As an example, let us consider S3 as the cloud storage service and assume the S3
staging location to be s3a://s3-hwc/stagingHWC/. In the
following procedure, as an administrator, you set up Ranger policies on files and
directories in the staging location. These policies secure managed ACID as well as
external tables.
In Cloudera Manager, click Hive on Tez > Configuration, search for hive.server2.enable.doAs, and, if
necessary, clear the selection to disable.
This step is required by Hive for managing ACID tables.
Log into the Ranger Admin UI and in the Service Manager
page, click the S3 preloaded resource-based service, for example,
cm_s3.
Click Add New Policy to create an access policy for the
end user who launches the spark-shell and initiates a Spark session.
In the Create Policy page, specify a policy name, S3
bucket name, and path of the staging location.
In the Allow Conditions section, select {USER} and add
the read and write permissions, and then click Add to create the
policy.
The Spark session users must have access to the staging location. This action
sets a single Ranger policy for all users.
The policy is created and displayed in the list of available S3 policies.
Click Add New Policy again to add another S3 policy that
grants the Hive user additional privileges on the staging path.
In the Create Policy page, specify the policy name, S3
bucket name, and path of the staging location.
In the Allow Conditions section, select hive as the user
and add the read and write permissions, and then click Add to create the
policy.
The policy is created and displayed in the list of available S3 policies.
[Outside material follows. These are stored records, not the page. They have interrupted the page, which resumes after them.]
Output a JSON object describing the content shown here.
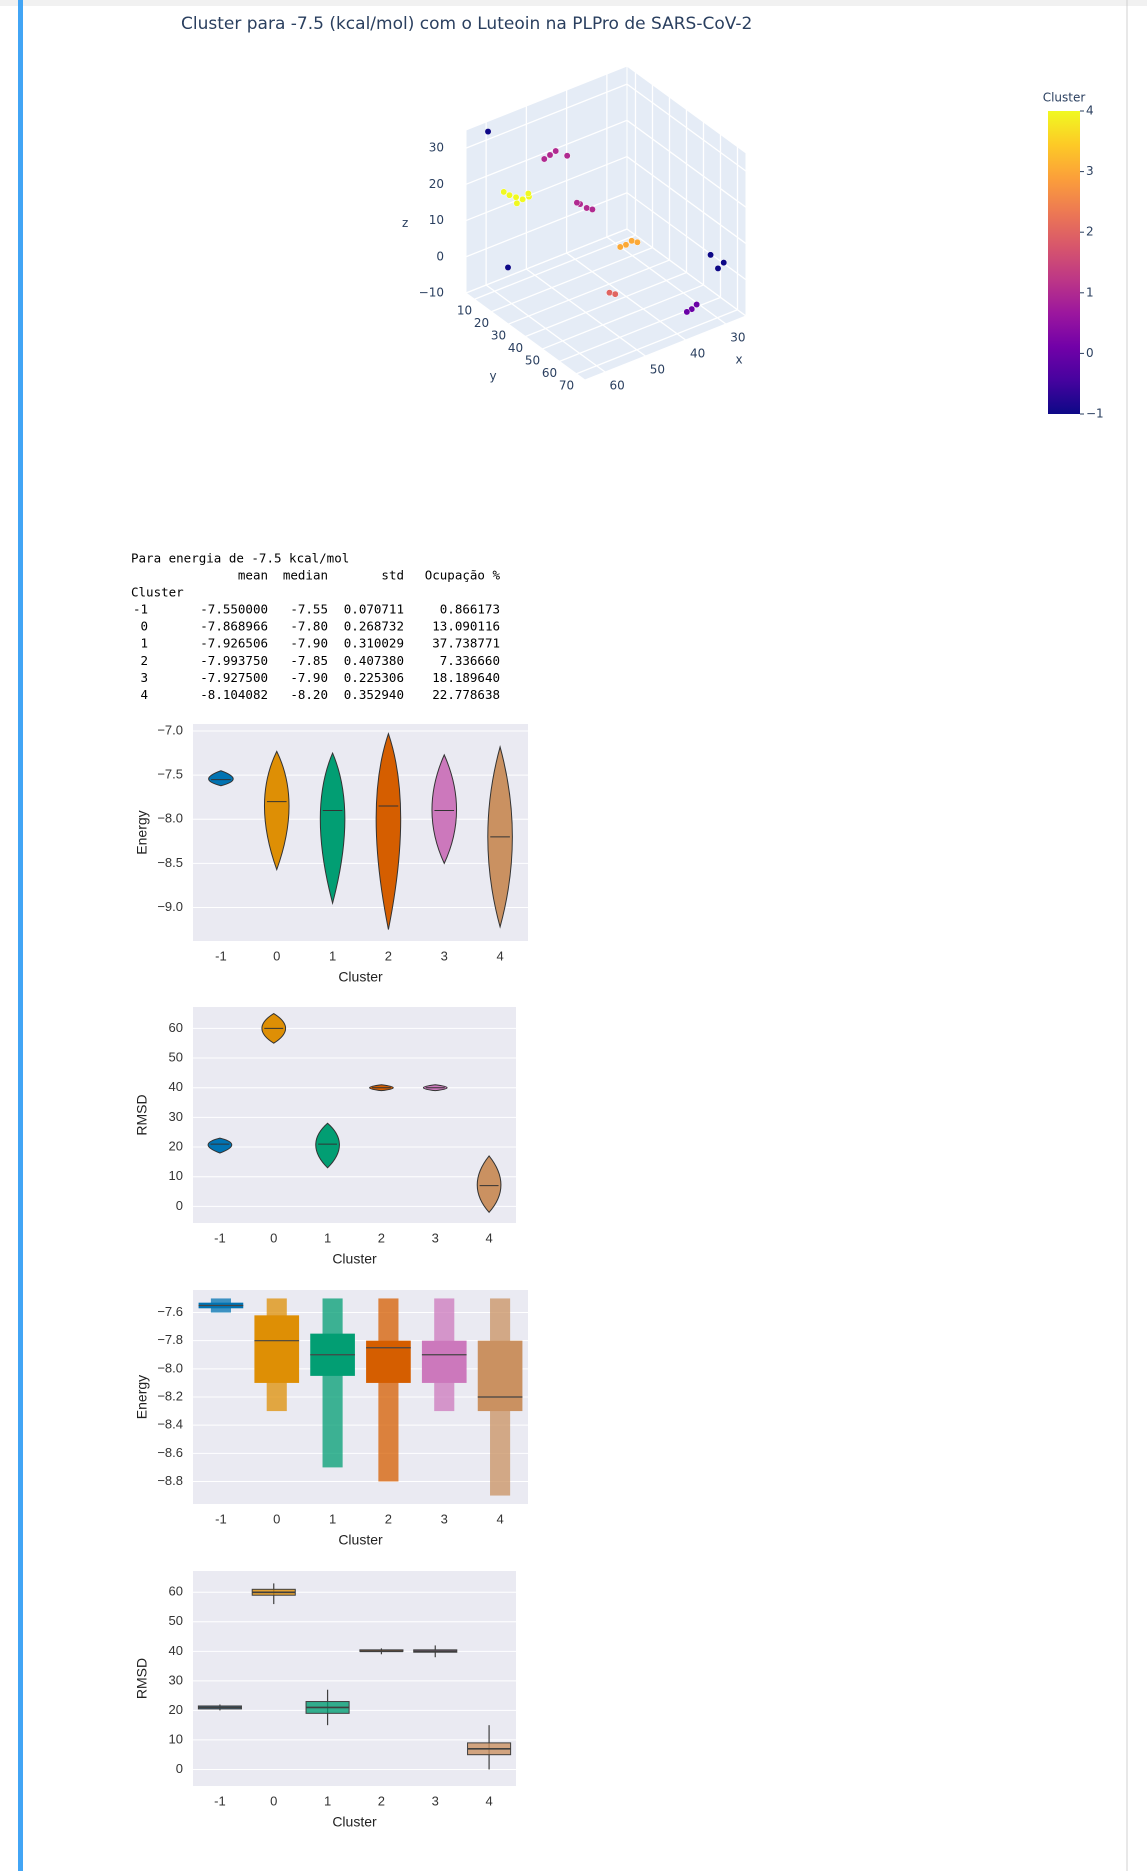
{
  "chart_data": [
    {
      "type": "scatter3d",
      "title": "Cluster para -7.5 (kcal/mol) com o Luteoin na PLPro de SARS-CoV-2",
      "x_label": "x",
      "y_label": "y",
      "z_label": "z",
      "xlim": [
        25,
        65
      ],
      "ylim": [
        5,
        75
      ],
      "zlim": [
        -10,
        35
      ],
      "xticks": [
        30,
        40,
        50,
        60
      ],
      "yticks": [
        10,
        20,
        30,
        40,
        50,
        60,
        70
      ],
      "zticks": [
        {
          "value": -10,
          "label": "−10"
        },
        0,
        10,
        20,
        30
      ],
      "x": [
        57,
        58,
        56,
        54,
        59,
        55,
        57,
        53,
        52,
        54,
        50,
        47,
        46,
        48,
        45,
        43,
        42,
        44,
        41,
        53,
        52,
        37,
        36,
        38,
        29,
        28,
        59,
        61,
        30
      ],
      "y": [
        15.5,
        14,
        17,
        16,
        13,
        18,
        16,
        26,
        27,
        25,
        29,
        29.5,
        31,
        30,
        32,
        47,
        48,
        46,
        49,
        61,
        62,
        71.5,
        72,
        71,
        68,
        69,
        15.5,
        8.5,
        66
      ],
      "z": [
        16.5,
        17,
        16,
        15.5,
        18,
        17.5,
        15,
        30,
        31,
        29,
        29.5,
        15,
        14,
        16,
        13.5,
        8,
        9,
        7.5,
        8.5,
        4,
        3.5,
        -4,
        -3,
        -4.5,
        2.5,
        4,
        -2,
        34,
        6
      ],
      "values": [
        4,
        4,
        4,
        4,
        4,
        4,
        4,
        1,
        1,
        1,
        1,
        1,
        1,
        1,
        1,
        3,
        3,
        3,
        3,
        2,
        2,
        0,
        0,
        0,
        -1,
        -1,
        -1,
        -1,
        -1
      ],
      "colorbar_title": "Cluster",
      "clim": [
        -1,
        4
      ],
      "colorbar_ticks": [
        {
          "value": -1,
          "label": "−1"
        },
        0,
        1,
        2,
        3,
        4
      ],
      "colorscale": [
        "#0d0887",
        "#46039f",
        "#7201a8",
        "#9c179e",
        "#bd3786",
        "#d8576b",
        "#ed7953",
        "#fb9f3a",
        "#fdca26",
        "#f0f921"
      ]
    },
    {
      "type": "violin",
      "x_label": "Cluster",
      "y_label": "Energy",
      "categories": [
        "-1",
        "0",
        "1",
        "2",
        "3",
        "4"
      ],
      "colors": [
        "#0173b2",
        "#de8f05",
        "#029e73",
        "#d55e00",
        "#cc78bc",
        "#ca9161"
      ],
      "ylim": [
        -9.38,
        -6.92
      ],
      "yticks": [
        {
          "value": -7.0,
          "label": "−7.0"
        },
        {
          "value": -7.5,
          "label": "−7.5"
        },
        {
          "value": -8.0,
          "label": "−8.0"
        },
        {
          "value": -8.5,
          "label": "−8.5"
        },
        {
          "value": -9.0,
          "label": "−9.0"
        }
      ],
      "max": [
        -7.45,
        -7.23,
        -7.25,
        -7.03,
        -7.27,
        -7.18
      ],
      "min": [
        -7.62,
        -8.57,
        -8.95,
        -9.25,
        -8.5,
        -9.22
      ],
      "median": [
        -7.55,
        -7.8,
        -7.9,
        -7.85,
        -7.9,
        -8.2
      ]
    },
    {
      "type": "violin",
      "x_label": "Cluster",
      "y_label": "RMSD",
      "categories": [
        "-1",
        "0",
        "1",
        "2",
        "3",
        "4"
      ],
      "colors": [
        "#0173b2",
        "#de8f05",
        "#029e73",
        "#d55e00",
        "#cc78bc",
        "#ca9161"
      ],
      "ylim": [
        -5.6,
        67.2
      ],
      "yticks": [
        0,
        10,
        20,
        30,
        40,
        50,
        60
      ],
      "max": [
        23,
        65,
        28,
        41,
        41,
        17
      ],
      "min": [
        18,
        55,
        13,
        39,
        39,
        -2
      ],
      "median": [
        21,
        60,
        21,
        40,
        40,
        7
      ]
    },
    {
      "type": "boxen",
      "x_label": "Cluster",
      "y_label": "Energy",
      "categories": [
        "-1",
        "0",
        "1",
        "2",
        "3",
        "4"
      ],
      "colors": [
        "#0173b2",
        "#de8f05",
        "#029e73",
        "#d55e00",
        "#cc78bc",
        "#ca9161"
      ],
      "ylim": [
        -8.96,
        -7.44
      ],
      "yticks": [
        {
          "value": -7.6,
          "label": "−7.6"
        },
        {
          "value": -7.8,
          "label": "−7.8"
        },
        {
          "value": -8.0,
          "label": "−8.0"
        },
        {
          "value": -8.2,
          "label": "−8.2"
        },
        {
          "value": -8.4,
          "label": "−8.4"
        },
        {
          "value": -8.6,
          "label": "−8.6"
        },
        {
          "value": -8.8,
          "label": "−8.8"
        }
      ],
      "max": [
        -7.5,
        -7.5,
        -7.5,
        -7.5,
        -7.5,
        -7.5
      ],
      "q3": [
        -7.53,
        -7.62,
        -7.75,
        -7.8,
        -7.8,
        -7.8
      ],
      "median": [
        -7.55,
        -7.8,
        -7.9,
        -7.85,
        -7.9,
        -8.2
      ],
      "q1": [
        -7.57,
        -8.1,
        -8.05,
        -8.1,
        -8.1,
        -8.3
      ],
      "min": [
        -7.6,
        -8.3,
        -8.7,
        -8.8,
        -8.3,
        -8.9
      ]
    },
    {
      "type": "box",
      "x_label": "Cluster",
      "y_label": "RMSD",
      "categories": [
        "-1",
        "0",
        "1",
        "2",
        "3",
        "4"
      ],
      "colors": [
        "#0173b2",
        "#de8f05",
        "#029e73",
        "#d55e00",
        "#cc78bc",
        "#ca9161"
      ],
      "ylim": [
        -5.6,
        67.2
      ],
      "yticks": [
        0,
        10,
        20,
        30,
        40,
        50,
        60
      ],
      "max": [
        22,
        63,
        27,
        41,
        42,
        15
      ],
      "q3": [
        21.5,
        61,
        23,
        40.5,
        40.5,
        9
      ],
      "median": [
        21,
        60,
        21,
        40,
        40,
        7
      ],
      "q1": [
        20.5,
        59,
        19,
        40,
        39.7,
        5
      ],
      "min": [
        20,
        56,
        15,
        39,
        38,
        0
      ]
    }
  ],
  "table": {
    "caption": "Para energia de -7.5 kcal/mol",
    "index_name": "Cluster",
    "columns": [
      "mean",
      "median",
      "std",
      "Ocupação %"
    ],
    "index": [
      "-1",
      "0",
      "1",
      "2",
      "3",
      "4"
    ],
    "rows": [
      [
        "-7.550000",
        "-7.55",
        "0.070711",
        "0.866173"
      ],
      [
        "-7.868966",
        "-7.80",
        "0.268732",
        "13.090116"
      ],
      [
        "-7.926506",
        "-7.90",
        "0.310029",
        "37.738771"
      ],
      [
        "-7.993750",
        "-7.85",
        "0.407380",
        "7.336660"
      ],
      [
        "-7.927500",
        "-7.90",
        "0.225306",
        "18.189640"
      ],
      [
        "-8.104082",
        "-8.20",
        "0.352940",
        "22.778638"
      ]
    ]
  }
}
Click the Service Manager link in the breadcrumb trail
and then click the Hadoop SQL preloaded resource-based
service.
Click Add New Policy to create the Hive URL
authorization policy.
In the Create Policy page, select
url from the drop-down list, and specify a policy
name and the S3 staging location.
In the Allow Conditions section, select {USER} and add
all permissions, and then click Add to create the
policy.
The policy is created and displayed in the list of available Hadoop SQL
policies.
You can use the HWC secure access mode to securely read Hive data from
Spark.